Sometimes, I have to wonder.
Like today, in the library, when I'm browsing the stacks and come across some parenting book with a title like "The Fragility of Childhood." I wondered, and not for the first time, I'm really messing them up, aren't I?
My boys have spent Saturdays watching me stand in line with large tattooed men in order to grunt under a heavy bar. They've attended my plays with real men announcing their real crimes. They listened as I pointed out one of them as a relation to George Foreman, "you know, the guy who fought Ali in Zaire," and knew exactly who I'm talking about.

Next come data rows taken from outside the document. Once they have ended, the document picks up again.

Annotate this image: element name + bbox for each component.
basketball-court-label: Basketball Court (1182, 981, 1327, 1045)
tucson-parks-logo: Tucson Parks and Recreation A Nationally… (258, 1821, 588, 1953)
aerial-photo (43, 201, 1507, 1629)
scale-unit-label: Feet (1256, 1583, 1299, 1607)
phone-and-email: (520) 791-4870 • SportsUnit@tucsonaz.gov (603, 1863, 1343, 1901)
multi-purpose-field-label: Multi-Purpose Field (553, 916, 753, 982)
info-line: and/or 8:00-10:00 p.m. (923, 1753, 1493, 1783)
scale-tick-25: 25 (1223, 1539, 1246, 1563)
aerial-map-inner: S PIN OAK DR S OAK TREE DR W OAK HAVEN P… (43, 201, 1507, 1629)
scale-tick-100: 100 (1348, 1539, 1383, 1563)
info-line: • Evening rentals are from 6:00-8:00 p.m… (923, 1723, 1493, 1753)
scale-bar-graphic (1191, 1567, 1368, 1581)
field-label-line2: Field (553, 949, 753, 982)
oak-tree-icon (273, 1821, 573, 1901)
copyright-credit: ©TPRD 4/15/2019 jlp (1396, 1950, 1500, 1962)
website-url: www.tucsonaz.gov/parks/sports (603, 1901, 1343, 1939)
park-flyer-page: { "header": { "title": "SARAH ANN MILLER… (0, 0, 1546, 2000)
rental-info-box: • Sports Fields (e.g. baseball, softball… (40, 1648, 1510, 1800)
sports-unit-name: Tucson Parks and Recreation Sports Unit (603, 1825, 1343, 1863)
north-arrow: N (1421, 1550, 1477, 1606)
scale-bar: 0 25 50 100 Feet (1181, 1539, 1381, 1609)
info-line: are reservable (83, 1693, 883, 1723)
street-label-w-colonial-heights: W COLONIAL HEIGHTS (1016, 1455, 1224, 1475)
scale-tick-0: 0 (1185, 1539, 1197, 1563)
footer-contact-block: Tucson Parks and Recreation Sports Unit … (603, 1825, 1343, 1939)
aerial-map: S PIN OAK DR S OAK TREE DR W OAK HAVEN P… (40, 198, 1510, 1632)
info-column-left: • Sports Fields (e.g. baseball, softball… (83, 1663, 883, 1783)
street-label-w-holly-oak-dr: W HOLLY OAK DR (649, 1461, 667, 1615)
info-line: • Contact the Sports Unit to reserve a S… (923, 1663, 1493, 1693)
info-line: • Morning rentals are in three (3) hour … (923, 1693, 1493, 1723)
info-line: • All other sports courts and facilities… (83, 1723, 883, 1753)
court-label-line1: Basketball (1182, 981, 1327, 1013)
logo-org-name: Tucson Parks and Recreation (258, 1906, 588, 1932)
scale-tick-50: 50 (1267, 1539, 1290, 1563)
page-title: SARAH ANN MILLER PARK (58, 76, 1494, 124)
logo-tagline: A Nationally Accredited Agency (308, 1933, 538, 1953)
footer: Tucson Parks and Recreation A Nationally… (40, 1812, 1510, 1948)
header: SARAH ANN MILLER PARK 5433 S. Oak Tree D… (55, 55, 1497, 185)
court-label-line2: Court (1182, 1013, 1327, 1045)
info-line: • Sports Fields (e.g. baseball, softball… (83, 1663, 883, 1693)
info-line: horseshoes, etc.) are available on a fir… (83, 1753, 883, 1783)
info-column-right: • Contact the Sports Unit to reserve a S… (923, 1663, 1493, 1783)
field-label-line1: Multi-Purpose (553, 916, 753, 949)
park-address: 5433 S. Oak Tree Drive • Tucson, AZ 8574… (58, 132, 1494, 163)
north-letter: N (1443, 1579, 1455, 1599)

When I first became a mom ten years ago, I read all the books. But it just so happened that my first son didn't go by the book at all--he talked late, he created his own sign language, he refused roleplay and sorted all his belongings by color and place of origin. At some point, I had to ditch the advice and go with my gut. I regret to say it took me several years--and another child, with another style--to learn this lesson.
But since then, I hit a point every once in awhile when I think that maybe being unique isn't so hot after all. Maybe the tried and true methods are tried and true for a reason. You know how that happens. Usually the parental guilt hits when I'm enjoying myself otherwise. Wait, the brain says, You're having too much fun. Surely there's something you've done wrong?
But I left the library not with a book on childhood, but, instead, on large scale sculptures from the 1960s and 70s. A big, nicely bound art book, chosen for my seven-year-old son. He pored over it after school, then hit the pile of scrap paper. When I asked if he was copying a sculpture he had seen or creating from scratch, he replied, "I'm using a picture I saw and doing a remix."
Meanwhile, I made meatloaf with a side of corn; this homemade, quintessential meal would end with my directive that someone please feed the giant hissing cockroaches in the other room.
Taking what's gotten from books and making it one's own. It's okay to do.